Один из наших учителей в школе как-то проводил беседу с девочками из нашего класса: рассказывал нам про свою брачную жизнь.
— Любовь — это прежде всего твое решение, — заявил он перед аудиторией девиц, в крови которых так и бушевали гормоны. Мы только хихикали в ответ. Любовь это — никакое не решение, при чем здесь решение или не решение, когда все фильмы, которые мы смотрели, все песни, которые мы слушали, говорили нам про другое. Любовь — это сила, любовь — это достоинство и добродетель. Мы все были тогда в том очаровательном возрасте, когда любая из нас могла в своей спальне отсосать у лучшего друга собственного брата и тем не менее продолжать верить в его чистую и истинную любовь.
А потом я втюрилась, причем в парня, который постоянно делал мне больно. И тогда я постепенно стала понимать, что учитель-то был прав. Ведь для того, чтобы кто-то мог войти в твою жизнь, ты должна сама впустить его, открыть ему дверь. Конечно, это не дает никакой гарантии, что, впустив, ты будешь всегда контролировать ситуацию, но зато в этом есть какая-то ясность, в этом есть логика.
Контролировать ситуацию, вот что для меня было важно. Но я тогда впервые узнала, что такое ревность, она застала меня врасплох, как когда-то первая любовь, и ревность точно так же, как и первая любовь, буквально разрывала меня на части. Мы с А-2 стали ссориться, мы ссорились, а потом трахались, трахались, а потом снова ссорились... но со временем стали ссориться все больше, а трахаться все меньше.
И сам характер нашего секса тоже изменился. Когда-то он, бывало, наденет мои трусики, наклонится и, смеясь, подставит мне свой зад. А я, тоже со смехом, хлещу его хлыстом для верховой езды. Через несколько минут он бежит в ванную комнату, возбужденно спускает трусы и смотрит на свой зад в зеркало. И если ткань трусов не успела отпечататься на голой заднице, мы возвращаемся и продолжаем в том же духе. В общем, весело было.
А потом я просто стала хлестать до тех пор, пока кожа его не покрывалась рубцами и не начинала кровоточить. Или пока он сам не просил прекратить. Угрюмо стаю как-то.
В те времена, когда мы спали вместе, А-2, засыпая, обнимал меня, и объятия его длинных рук были крепки, как тиски.

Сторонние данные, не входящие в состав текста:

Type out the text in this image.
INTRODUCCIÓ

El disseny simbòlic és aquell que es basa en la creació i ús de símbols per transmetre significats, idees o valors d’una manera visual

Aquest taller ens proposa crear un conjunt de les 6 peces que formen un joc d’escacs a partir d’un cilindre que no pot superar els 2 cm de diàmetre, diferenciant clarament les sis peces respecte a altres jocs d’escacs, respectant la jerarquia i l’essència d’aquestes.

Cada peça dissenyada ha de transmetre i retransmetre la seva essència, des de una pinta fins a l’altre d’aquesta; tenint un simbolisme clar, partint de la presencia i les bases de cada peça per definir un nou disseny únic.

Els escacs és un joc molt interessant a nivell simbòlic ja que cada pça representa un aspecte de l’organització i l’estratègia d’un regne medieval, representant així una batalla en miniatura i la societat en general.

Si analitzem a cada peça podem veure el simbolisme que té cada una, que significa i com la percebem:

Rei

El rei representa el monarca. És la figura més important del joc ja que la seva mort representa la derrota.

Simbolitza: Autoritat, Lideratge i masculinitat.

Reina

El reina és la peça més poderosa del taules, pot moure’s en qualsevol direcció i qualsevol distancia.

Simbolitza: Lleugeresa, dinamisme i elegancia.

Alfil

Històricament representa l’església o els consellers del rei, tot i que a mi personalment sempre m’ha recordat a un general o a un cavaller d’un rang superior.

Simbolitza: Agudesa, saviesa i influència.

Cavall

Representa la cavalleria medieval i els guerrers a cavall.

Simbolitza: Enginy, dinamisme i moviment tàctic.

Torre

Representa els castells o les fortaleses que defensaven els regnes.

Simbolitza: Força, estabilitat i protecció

Я обычно сплю неспокойно, дрыгаю ногами, сбиваю простыню — а он сдерживал меня, успокаивал. Если я начинала, как сверчок, тереть нога о ногу, он сразу понимал, что мне холодно, и грел мои озябшие ноги своими. Когда он клал мне руку на живот, я всегда просыпалась, глядела на него и удивлялась, что спит он совершенно неподвижно. Наше тело столь беззащитно. Когда он спал, я могла в любой момент поранить его. Вот он медленно переворачивается, вот его широкая спина — чем не удобный момент вонзить в нее что-нибудь острое?

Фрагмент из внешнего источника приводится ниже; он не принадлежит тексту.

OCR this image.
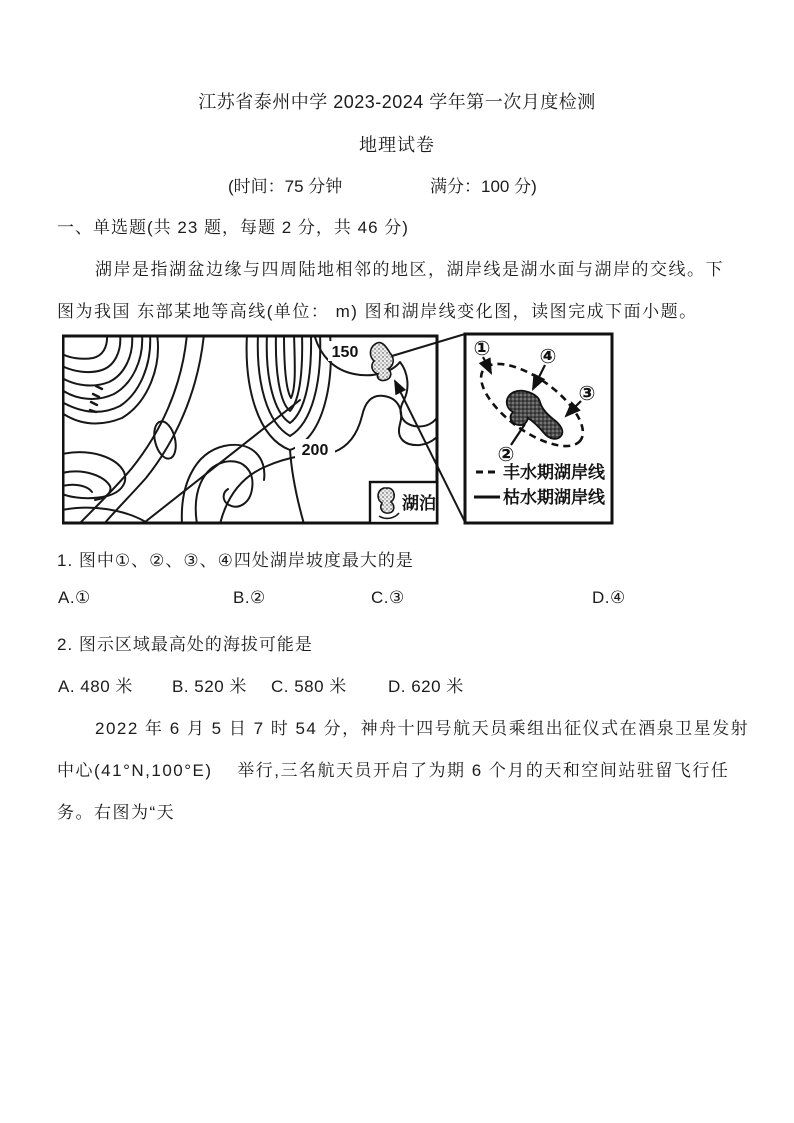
江苏省泰州中学 2023-2024 学年第一次月度检测
地理试卷
(时间：75 分钟	满分：100 分)
一、单选题(共 23 题，每题 2 分，共 46 分)
湖岸是指湖盆边缘与四周陆地相邻的地区，湖岸线是湖水面与湖岸的交线。下
图为我国 东部某地等高线(单位： m) 图和湖岸线变化图，读图完成下面小题。
150
200
湖泊
① ④
③
②
丰水期湖岸线
枯水期湖岸线
1. 图中①、②、③、④四处湖岸坡度最大的是
A.①	B.②	C.③	D.④
2. 图示区域最高处的海拔可能是
A. 480 米 B. 520 米 C. 580 米 D. 620 米
2022 年 6 月 5 日 7 时 54 分，神舟十四号航天员乘组出征仪式在酒泉卫星发射
中心(41°N,100°E)　 举行,三名航天员开启了为期 6 个月的天和空间站驻留飞行任
务。右图为“天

Однажды я проснулась еще до того, как зазвонил будильник: шторы были раздвинуты, за окном хмурое серое утро. Услышав, как он вздохнул, я подумала, что он уже проснулся, и повернулась к нему. Он дремал, пряча свои длинные руки, сложенные какими-то странными изломанными углами, под подушкой.

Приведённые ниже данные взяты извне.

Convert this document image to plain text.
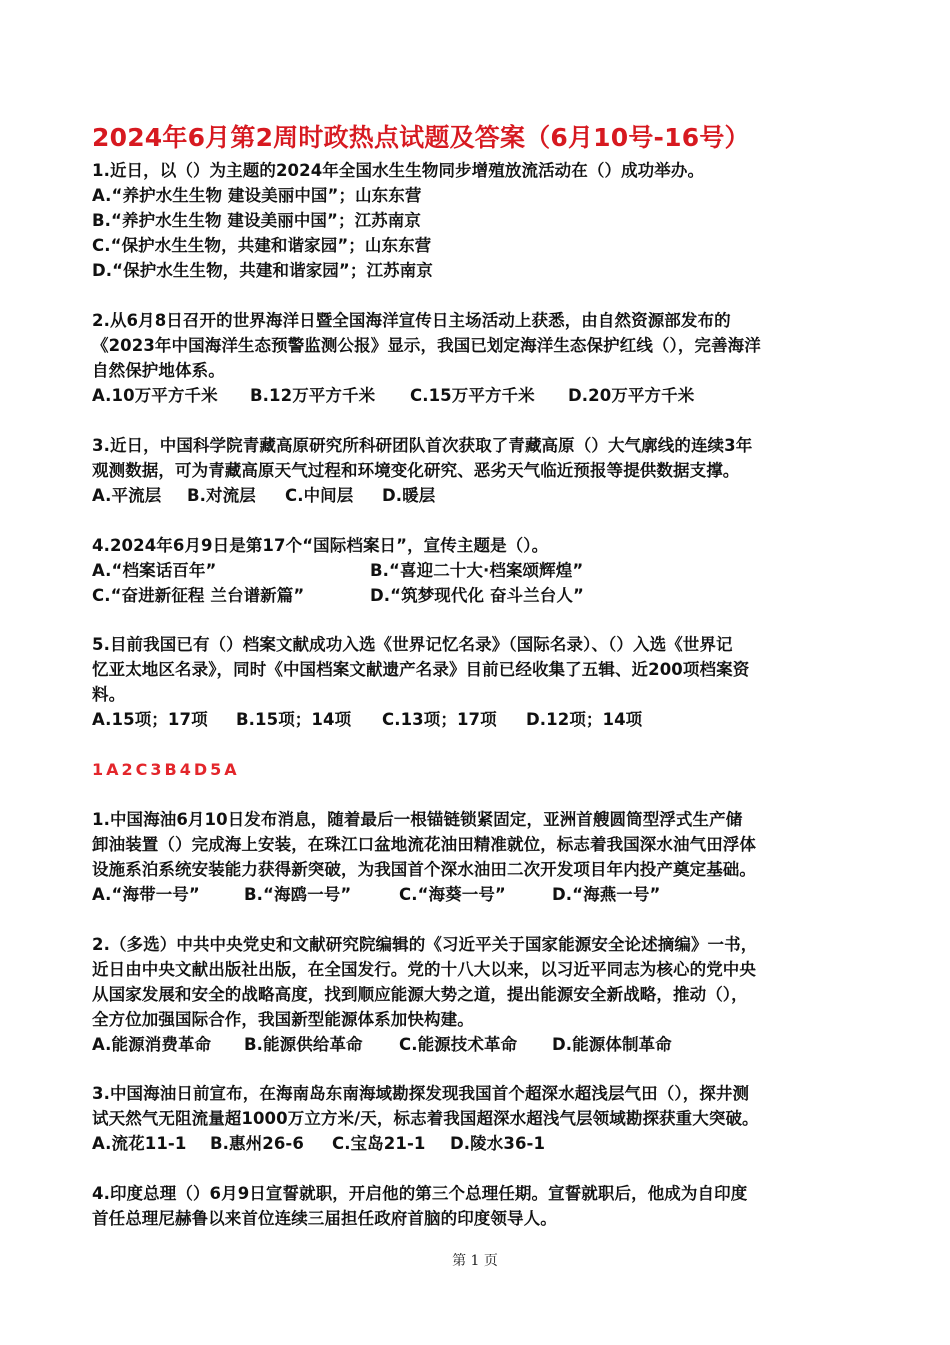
2024年6月第2周时政热点试题及答案（6月10号-16号）
1.近日，以（）为主题的2024年全国水生生物同步增殖放流活动在（）成功举办。
A.“养护水生生物 建设美丽中国”；山东东营
B.“养护水生生物 建设美丽中国”；江苏南京
C.“保护水生生物，共建和谐家园”；山东东营
D.“保护水生生物，共建和谐家园”；江苏南京
2.从6月8日召开的世界海洋日暨全国海洋宣传日主场活动上获悉，由自然资源部发布的
《2023年中国海洋生态预警监测公报》显示，我国已划定海洋生态保护红线（），完善海洋
自然保护地体系。
A.10万平方千米	B.12万平方千米	C.15万平方千米	D.20万平方千米
3.近日，中国科学院青藏高原研究所科研团队首次获取了青藏高原（）大气廓线的连续3年
观测数据，可为青藏高原天气过程和环境变化研究、恶劣天气临近预报等提供数据支撑。
A.平流层	B.对流层	C.中间层	D.暖层
4.2024年6月9日是第17个“国际档案日”，宣传主题是（）。
A.“档案话百年”	B.“喜迎二十大·档案颂辉煌”
C.“奋进新征程 兰台谱新篇”	D.“筑梦现代化 奋斗兰台人”
5.目前我国已有（）档案文献成功入选《世界记忆名录》（国际名录）、（）入选《世界记
忆亚太地区名录》，同时《中国档案文献遗产名录》目前已经收集了五辑、近200项档案资
料。
A.15项；17项	B.15项；14项	C.13项；17项	D.12项；14项
1A2C3B4D5A
1.中国海油6月10日发布消息，随着最后一根锚链锁紧固定，亚洲首艘圆筒型浮式生产储
卸油装置（）完成海上安装，在珠江口盆地流花油田精准就位，标志着我国深水油气田浮体
设施系泊系统安装能力获得新突破，为我国首个深水油田二次开发项目年内投产奠定基础。
A.“海带一号”	B.“海鸥一号”	C.“海葵一号”	D.“海燕一号”
2.（多选）中共中央党史和文献研究院编辑的《习近平关于国家能源安全论述摘编》一书，
近日由中央文献出版社出版，在全国发行。党的十八大以来，以习近平同志为核心的党中央
从国家发展和安全的战略高度，找到顺应能源大势之道，提出能源安全新战略，推动（），
全方位加强国际合作，我国新型能源体系加快构建。
A.能源消费革命	B.能源供给革命	C.能源技术革命	D.能源体制革命
3.中国海油日前宣布，在海南岛东南海域勘探发现我国首个超深水超浅层气田（），探井测
试天然气无阻流量超1000万立方米/天，标志着我国超深水超浅气层领域勘探获重大突破。
A.流花11-1	B.惠州26-6	C.宝岛21-1	D.陵水36-1
4.印度总理（）6月9日宣誓就职，开启他的第三个总理任期。宣誓就职后，他成为自印度
首任总理尼赫鲁以来首位连续三届担任政府首脑的印度领导人。
第 1 页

— Зачем ты прячешь руки, — спросила я, глядя на его торчащие локти: кисти были погребены в недрах постельного белья.
— Чтоб ты не откусила, — сонно промычал он и уснул еще крепче. На дереве под окном защелкал первый утренний скворец.
Он порвал-таки с той, другой женщиной, но я все никак не могла до конца поверить этому, рана осталась, и мы постепенно отдалялись друг от друга, все реже встречались, еще реже спали вместе, пока не настал день, когда вдруг оказалось, что у него завелась другая, да и я тоже не отставала. И ей-богу, оба мы были рады друг за друга.
jendi, к 18 decembre
Ходили с Н. в спортзал и там слегка повздорили. Ничего серьезного. Понятно, что кому-то выгодно, что к нам едет все больше всяких черных и других беженцев, от кого-то зависит, кому выдавать паспорта, а кому нет, но мы разошлись во мнениях о том, стоит ли ограничивать для них всякие социальные пособия и делать скидки на коммунальные услуги. Он был обеими руками за подобные меры, так что я сама удивляюсь, как я не обозвала его вслух параноиком, шовинистом и ненавистником бедных беженцев.